Ted Parker is a student at Harvard Law School and a member of the Labor and Employment Lab.

In today’s news and commentary, the Fifth Circuit rejects Thryv remedies, the Third Circuit flirts with extending the holding of Ames to New Jersey’s employment discrimination statute, and two other circuits relax their application of the McDonnell Douglas framework.
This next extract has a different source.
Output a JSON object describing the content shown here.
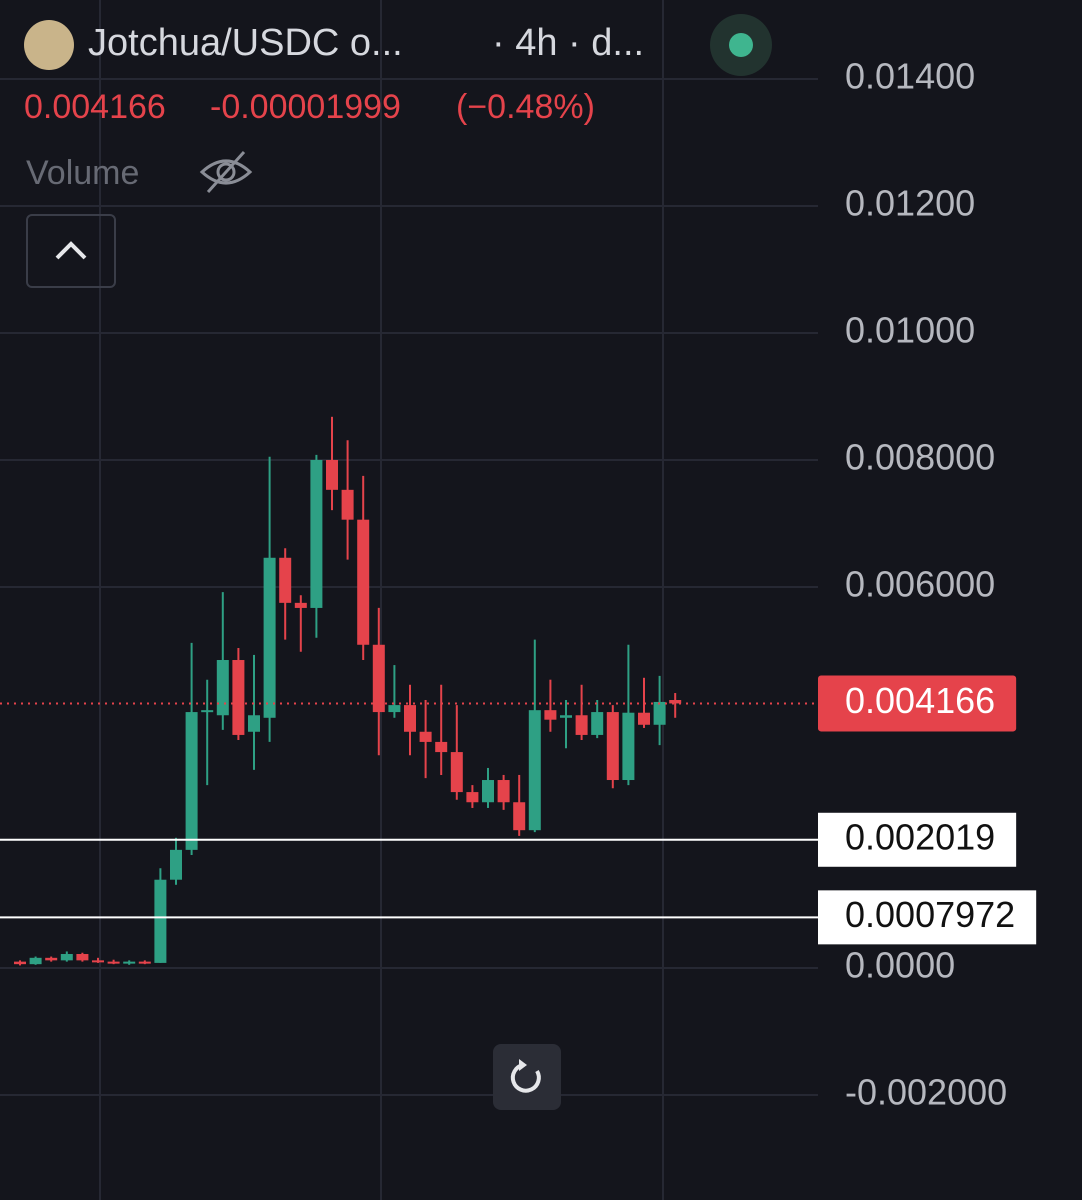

On Friday, the Fifth Circuit ruled that Thryv remedies exceed the Board’s statutory authority, joining the Third Circuit’s lead. Both circuits declined to reach the constitutional argument that Thryv remedies violate the Seventh Amendment right to a jury trial. As Ajayan and Henry recently noted, the Ninth Circuit has come out on the other side, affirming the validity of Thryv remedies. The Fifth Circuit’s ruling thus adds to a deepening circuit split. However, the practical effect of taking Thryv remedies off the table in the Fifth Circuit may be nil, because in the Fifth Circuit unfair labor charges are already effectively blocked under the SpaceX decision.

In employment law news, a Third Circuit panel (which included Judge Bove, Trump’s controversial new appointee) showed interest last week in striking down the “background circumstances” test as applied to New Jersey’s employment discrimination statute. As Sophia reported back in June, the Supreme Court in Ames v. Department of Youth Services struck down the background circumstances test in the context of Title VII as incompatible with the text of Title VII and the Court’s Title VII precedents. Last week, the Third Circuit panel flirted with extending Ames from the federal statute to the state one. However, federal courts applying state law are supposed to follow the lead of the state’s highest court. Defendants in the case thus urged the panel to certify the question to the Supreme Court of New Jersey, which has taken a “historically liberal approach to employment law.” In theory, nothing in Ames compels the New Jersey court to abandon the background circumstances test. For this reason, Judge Bove suggested novel ways of interpreting the background circumstances test as unconstitutional (which was not the holding of Ames) in order to bind the state.

Finally, Bloomberg reports that two federal circuits have recently relaxed their application of the McDonnell Douglas framework, citing the concurrence of Justice Thomas (joined by Justice Gorsuch) in Ames. As I wrote back in June, this concurrence was welcomed by some antidiscrimination scholars, who argue the McDonnell Douglas framework has become a tool of employers to kick out workers’ discrimination suits at the summary judgment phase. This concurrence sent a signal to lower courts that they could be more critical of McDonnell Douglas. So far, two circuit courts (as well as some district courts) have taken up the invitation. In particular, the Fourth and Tenth Circuits have relaxed the third step of the test, where the plaintiff must show that their employer’s offered reason for the adverse employment action is a pretext, at the summary judgment stage. The effect of these rulings is to make it easier for employees to get a jury to hear their case.